Les Animaux Fantastiques
Tome 1


Chapitre dix-huit

  Le soleil avait choisi d'éclairer le ciel en ce samedi matin et l'agitation dans le village de Pré-au-Lard battait déjà son plein. Tout en évitant les nombreux passants qui allaient et venaient dans les différentes boutiques et les différents pubs, Helena, Aysha et April se dirigeaient vers le château. Cette dernière rechignait à devoir se rendre dans son ancienne école, pour être enfermée dans un bureau à parler de choses qui ne l'intéresseraient sûrement pas, alors que le reste de leurs camarades profitaient du soleil et du village. Sa meilleure amie parvenait à slalomer entre les passants tout en étant plongée dans la lecture d'un livre qu'elle avait acquis à sa sortie de Ste Mangouste. Sa sœur, quant à elle, observait pensivement tous les magasins devant lesquels elles passaient. Sans réellement en connaître la raison et contrairement aux deux jeunes femmes qui l'accompagnaient, elle redoutait cette discussion avec son ancien professeur. Elle savait qu'ils parleraient d'Emy - de Dean, aussi -, mais le simple fait de penser à sa sœur cadette lui faisait du mal.

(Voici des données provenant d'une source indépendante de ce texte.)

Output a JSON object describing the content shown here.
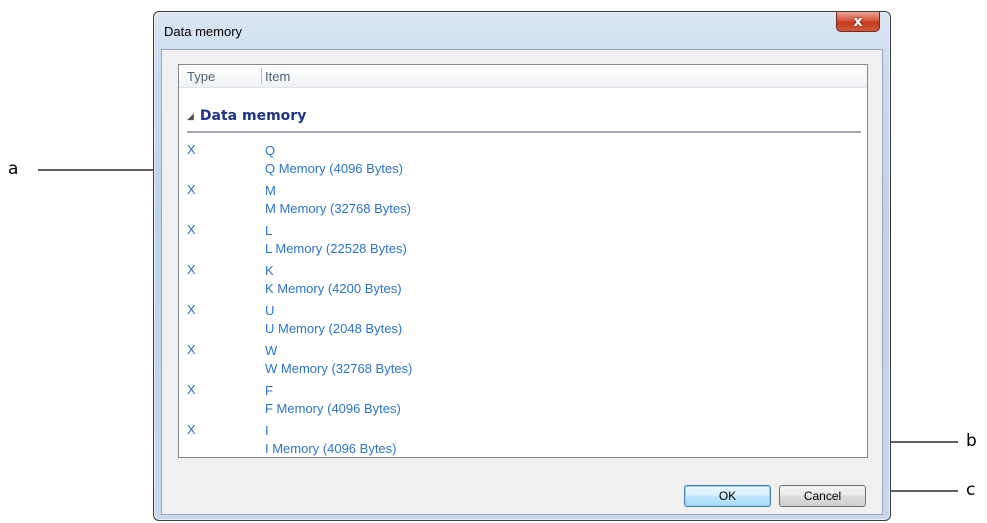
{
  "dialog": {
    "title": "Data memory",
    "close_glyph": "x",
    "ok_label": "OK",
    "cancel_label": "Cancel"
  },
  "listview": {
    "columns": [
      "Type",
      "Item"
    ],
    "group_title": "Data memory",
    "rows": [
      {
        "type": "X",
        "item": "Q",
        "desc": "Q Memory (4096 Bytes)"
      },
      {
        "type": "X",
        "item": "M",
        "desc": "M Memory (32768 Bytes)"
      },
      {
        "type": "X",
        "item": "L",
        "desc": "L Memory (22528 Bytes)"
      },
      {
        "type": "X",
        "item": "K",
        "desc": "K Memory (4200 Bytes)"
      },
      {
        "type": "X",
        "item": "U",
        "desc": "U Memory (2048 Bytes)"
      },
      {
        "type": "X",
        "item": "W",
        "desc": "W Memory (32768 Bytes)"
      },
      {
        "type": "X",
        "item": "F",
        "desc": "F Memory (4096 Bytes)"
      },
      {
        "type": "X",
        "item": "I",
        "desc": "I Memory (4096 Bytes)"
      }
    ]
  },
  "callouts": {
    "a": "a",
    "b": "b",
    "c": "c"
  },
  "colors": {
    "item_text": "#2a74d2",
    "group_header": "#1e3287",
    "close_button": "#c23a1d"
  }
}
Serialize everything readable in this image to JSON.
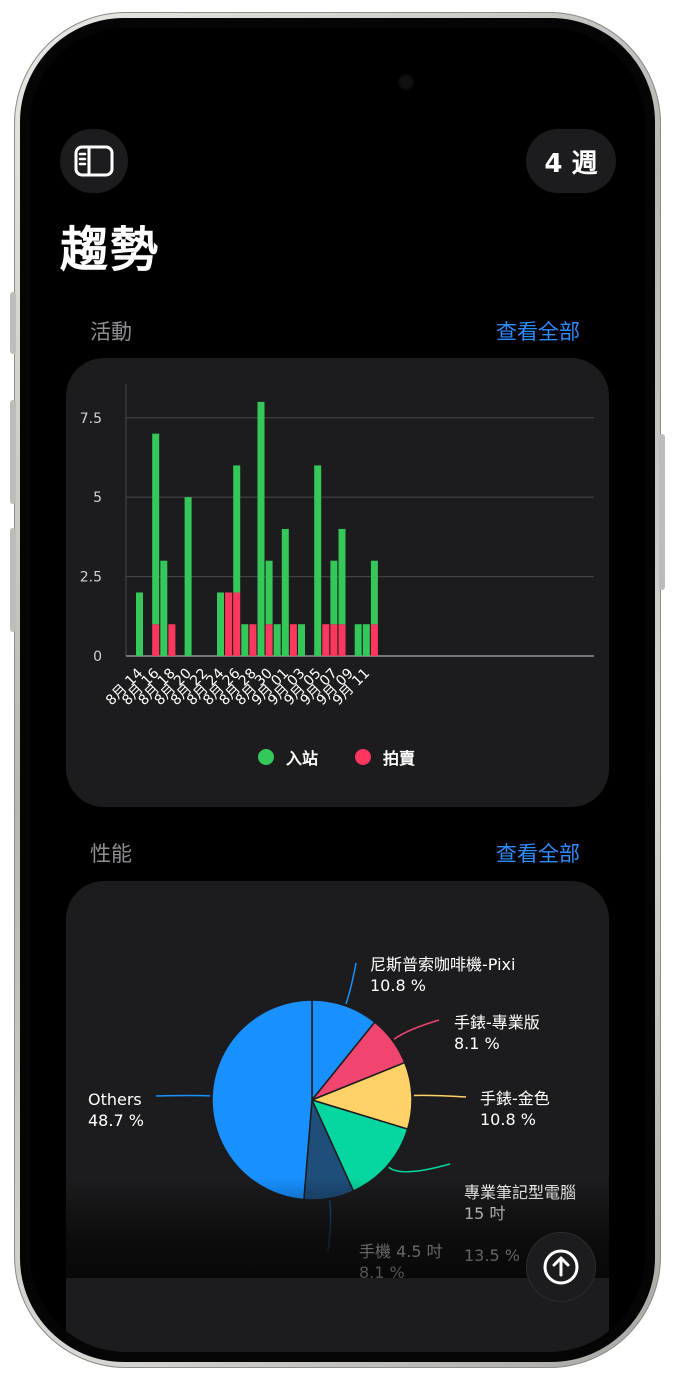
{
  "header": {
    "period_button": "4 週",
    "title": "趨勢"
  },
  "activity": {
    "section_label": "活動",
    "see_all": "查看全部",
    "legend": [
      {
        "name": "入站",
        "color": "#34c759"
      },
      {
        "name": "拍賣",
        "color": "#ff375f"
      }
    ]
  },
  "performance": {
    "section_label": "性能",
    "see_all": "查看全部"
  },
  "chart_data": [
    {
      "type": "bar",
      "ylim": [
        0,
        8.5
      ],
      "yticks": [
        0,
        2.5,
        5,
        7.5
      ],
      "ytick_labels": [
        "0",
        "2.5",
        "5",
        "7.5"
      ],
      "x_labels": [
        "8月 14",
        "8月 16",
        "8月 18",
        "8月 20",
        "8月 22",
        "8月 24",
        "8月 26",
        "8月 28",
        "8月 30",
        "9月 01",
        "9月 03",
        "9月 05",
        "9月 07",
        "9月 09",
        "9月 11"
      ],
      "grid": true,
      "legend": "bottom-center",
      "bars": [
        {
          "day": 0,
          "series": "入站",
          "value": 2
        },
        {
          "day": 2,
          "series": "入站",
          "value": 6,
          "stacked_on": {
            "series": "拍賣",
            "value": 1
          }
        },
        {
          "day": 3,
          "series": "入站",
          "value": 3
        },
        {
          "day": 4,
          "series": "拍賣",
          "value": 1
        },
        {
          "day": 6,
          "series": "入站",
          "value": 5
        },
        {
          "day": 10,
          "series": "入站",
          "value": 2
        },
        {
          "day": 11,
          "series": "拍賣",
          "value": 2
        },
        {
          "day": 12,
          "series": "入站",
          "value": 4,
          "stacked_on": {
            "series": "拍賣",
            "value": 2
          }
        },
        {
          "day": 13,
          "series": "入站",
          "value": 1
        },
        {
          "day": 14,
          "series": "拍賣",
          "value": 1
        },
        {
          "day": 15,
          "series": "入站",
          "value": 8
        },
        {
          "day": 16,
          "series": "入站",
          "value": 2,
          "stacked_on": {
            "series": "拍賣",
            "value": 1
          }
        },
        {
          "day": 17,
          "series": "入站",
          "value": 1
        },
        {
          "day": 18,
          "series": "入站",
          "value": 4
        },
        {
          "day": 19,
          "series": "拍賣",
          "value": 1
        },
        {
          "day": 20,
          "series": "入站",
          "value": 1
        },
        {
          "day": 22,
          "series": "入站",
          "value": 6
        },
        {
          "day": 23,
          "series": "拍賣",
          "value": 1
        },
        {
          "day": 24,
          "series": "入站",
          "value": 2,
          "stacked_on": {
            "series": "拍賣",
            "value": 1
          }
        },
        {
          "day": 25,
          "series": "入站",
          "value": 3,
          "stacked_on": {
            "series": "拍賣",
            "value": 1
          }
        },
        {
          "day": 27,
          "series": "入站",
          "value": 1
        },
        {
          "day": 28,
          "series": "入站",
          "value": 1
        },
        {
          "day": 29,
          "series": "入站",
          "value": 2,
          "stacked_on": {
            "series": "拍賣",
            "value": 1
          }
        }
      ]
    },
    {
      "type": "pie",
      "slices": [
        {
          "name": "尼斯普索咖啡機-Pixi",
          "value": 10.8,
          "label": "10.8 %",
          "color": "#1890ff"
        },
        {
          "name": "手錶-專業版",
          "value": 8.1,
          "label": "8.1 %",
          "color": "#f0456f"
        },
        {
          "name": "手錶-金色",
          "value": 10.8,
          "label": "10.8 %",
          "color": "#ffd166"
        },
        {
          "name": "專業筆記型電腦\n15 吋",
          "value": 13.5,
          "label": "13.5 %",
          "color": "#06d6a0"
        },
        {
          "name": "手機 4.5 吋",
          "value": 8.1,
          "label": "8.1 %",
          "color": "#1e4e7a"
        },
        {
          "name": "Others",
          "value": 48.7,
          "label": "48.7 %",
          "color": "#1890ff"
        }
      ]
    }
  ]
}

  Depuis qu'elles étaient petites, Helena avait compris que la personnalité d'Emy n'était pas des plus nobles. Elle n'était pas si différente de leur benjamine sur certains points, mais ses intentions étaient bien plus malveillantes que celles d'Aysha. Si cette dernière faisait le mal sans le vouloir, Emy le faisait volontairement. Combien de fois avait-elle rabaissé sa petite sœur, car elle aimait se faire bien voir de leurs parents ? Combien de fois avait-elle détruit l'unique source de bonheur de l'enfant - en dehors des animaux -, arrachant et brûlant les pages de ses livres préférés ?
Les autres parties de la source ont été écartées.